[Printemps-été 2017]
Par Colette Tougas
Le Musée des beaux-arts de Montréal présentait, du 19 juillet 2016 au 19 février 2017, une exposition intitulée Elles photographes, décrite dans le communiqué comme un « écho féminin » à la rétrospective consacrée à Robert Mapplethorpe à l’automne 2016. Plus qu’un simple écho, cette présentation des œuvres de trente femmes photographes, en majorité des Canadiennes, brossait un portrait juste et solide de plus d’une génération d’artistes (nées entre 1936 et 1982), tant en matière de sujets, de préoccupations que de façons de faire. Sous le commissariat de Diane Charbonneau, conservatrice des arts décoratifs modernes et contemporains et de la photographie au MBAM, la sélection de quelque soixante-dix images était distribuée en sections – que j’ai librement identifiées – qui confèrent une cohérence certaine à l’ensemble : paysage, nature morte, environnement, portrait, autoportrait, autofiction, performance, documentaire, sérialité, quotidien, identité, sublime.
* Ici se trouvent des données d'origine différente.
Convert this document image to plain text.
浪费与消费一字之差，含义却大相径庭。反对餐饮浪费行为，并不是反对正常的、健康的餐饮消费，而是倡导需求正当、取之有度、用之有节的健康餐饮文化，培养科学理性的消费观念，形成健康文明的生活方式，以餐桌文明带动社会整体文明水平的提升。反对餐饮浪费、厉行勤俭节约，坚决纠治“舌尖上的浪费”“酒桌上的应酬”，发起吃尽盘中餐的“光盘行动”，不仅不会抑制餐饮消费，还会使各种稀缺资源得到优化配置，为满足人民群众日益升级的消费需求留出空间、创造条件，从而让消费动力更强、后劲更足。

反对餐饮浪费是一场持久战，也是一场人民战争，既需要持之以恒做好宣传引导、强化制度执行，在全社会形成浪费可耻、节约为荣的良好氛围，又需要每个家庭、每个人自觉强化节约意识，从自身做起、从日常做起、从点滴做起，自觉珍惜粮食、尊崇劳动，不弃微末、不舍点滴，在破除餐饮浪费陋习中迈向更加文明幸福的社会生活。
La plus ancienne des œuvres présentées est celle de Suzy Lake, Une simulation authentique no 2 (1974), qui représente de belle manière l’art du début des années 1970, proche de la performance, où le travail artistique reposait sur une démarche simple, répétitive, sur la réitération d’un motif, d’un geste, d’une idée. Ici, le point de départ est un autoportrait au naturel, en noir et blanc, qui est repris et « maquillé » de cinq façons, de manière à composer des expressions complètement différentes. Les autoportraits de Lake côtoient celui de Kiki Smith, un Sans titre de 1996, où l’artiste apparaît torse nu et le visage recouvert, semble-t-il, d’un masque d’argile qui s’apparente au deuxième portrait de Lake qui, lui, rappelle le masque neutre du mime. Sur le même mur se trouve une œuvre de Janieta Eyre, Red Like Meat (2002), un double autoportrait perturbant tant par son maquillage carnavalesque que par le sujet évoqué, soit un lien entre la viande et la chair humaine. À cette section s’ajoutent les neuf autoportraits acéphales de Shari Hatt, Breast Wishes (1996), où est graduellement dévoilé, dans un déploiement performatif et sériel similaire à celui de Lake, le résultat d’une chirurgie mammaire. En filigrane dans ces œuvres court la notion d’identité féminine, mise en question plastiquement à travers le masque et la transformation de soi, en vertu de critères tant personnels que sociétaux.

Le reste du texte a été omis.